3. (3 pts) Leaves of Grass
In this problem, you are going to practice the entire process of pulling data from text files, manipulating the data, visualizing the data, and starting to analyze the data. I expect that you will have to do quite a bit of self-teaching along the way to solve this problem—this is an important skill for you to practice! If you don’t know how to do it, I suggest that you start by looking through the class notes, then go to the recommended outside resources, then search for keywords on the internet, then talk to your classmates. Don’t be too shy and stubborn to collaborate!

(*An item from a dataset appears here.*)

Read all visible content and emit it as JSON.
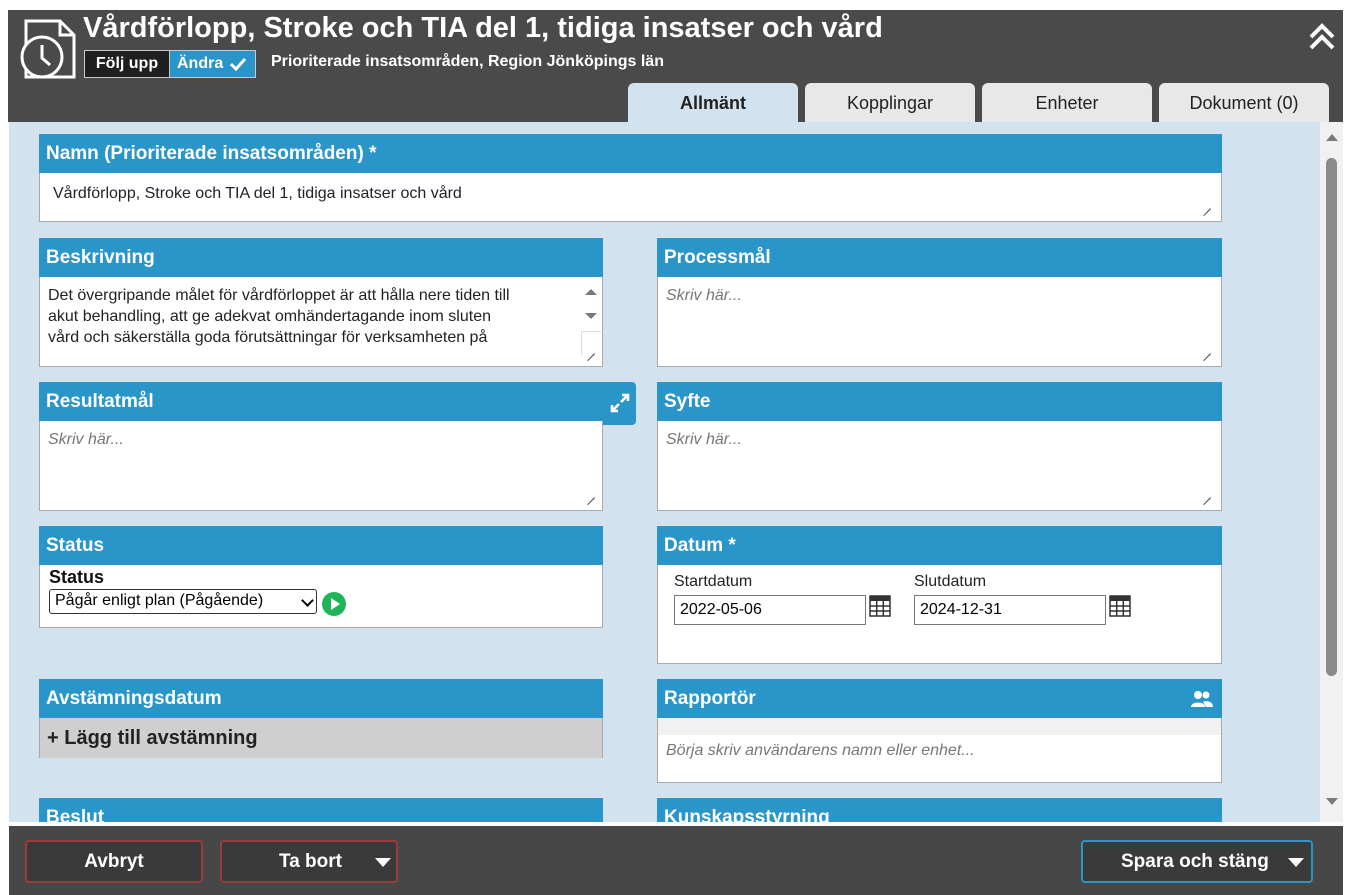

The class Canvas website contains some data files you should download that contains data about the shapes of hundreds of species of leaves; this data was originally downloaded from:
https://archive.ics.uci.edu/ml/datasets/One-hundred+plant+species+leaves+data+set Read the documentation that comes with the data and figure out what the data consists of.
Pull in the data for shapes of the leaves as a Pandas DataFrame. Here is a bit of code to get you started.
import numpy as np import pandas as pd data = pd.read_csv(’FILENAME_HERE’) print(’Data has shape’, data.shape) lshapes = data.values |
How many rows and columns does the data have? What information is in the first column?
Note: Be sure to pull in the right data file, there are multiple ones. Be careful with using the right delimiters for the particular datafile, as well as with the header lines (sometimes, the first rows of a file are column labels; sometimes, they are not).
(a) (1 pt) For each leaf sample (row of data), 64 numbers are given to describe its shape. Make a plot of these shape descriptors averaged over each plant species, where the horizontal axis are the 64 features, and the vertical axis contains the mean values of each feature for the species. The line for each species should be different colors.
Because there’s 100 species, it’s okay if some colors are used more than once.
(b) (1 pt) Make a histogram of the 32nd shape feature across all leaf samples.
(c) (1 pt) Make a scatter plot of the 16th shape feature on the horizontal axis and the 32nd shape feature on the vertical axis for all leaf samples. Each leaf should be a dot, and each species should have a different color.
Because there’s 100 species, it’s okay if some colors are used more than once. Along the same veins, a legend of 100 species is uninformative, so you don’t need to make one for this plot.
4. (Informational) How many hours did you spend on this homework? How many of those hours were spent working alone (as opposed to in a group)?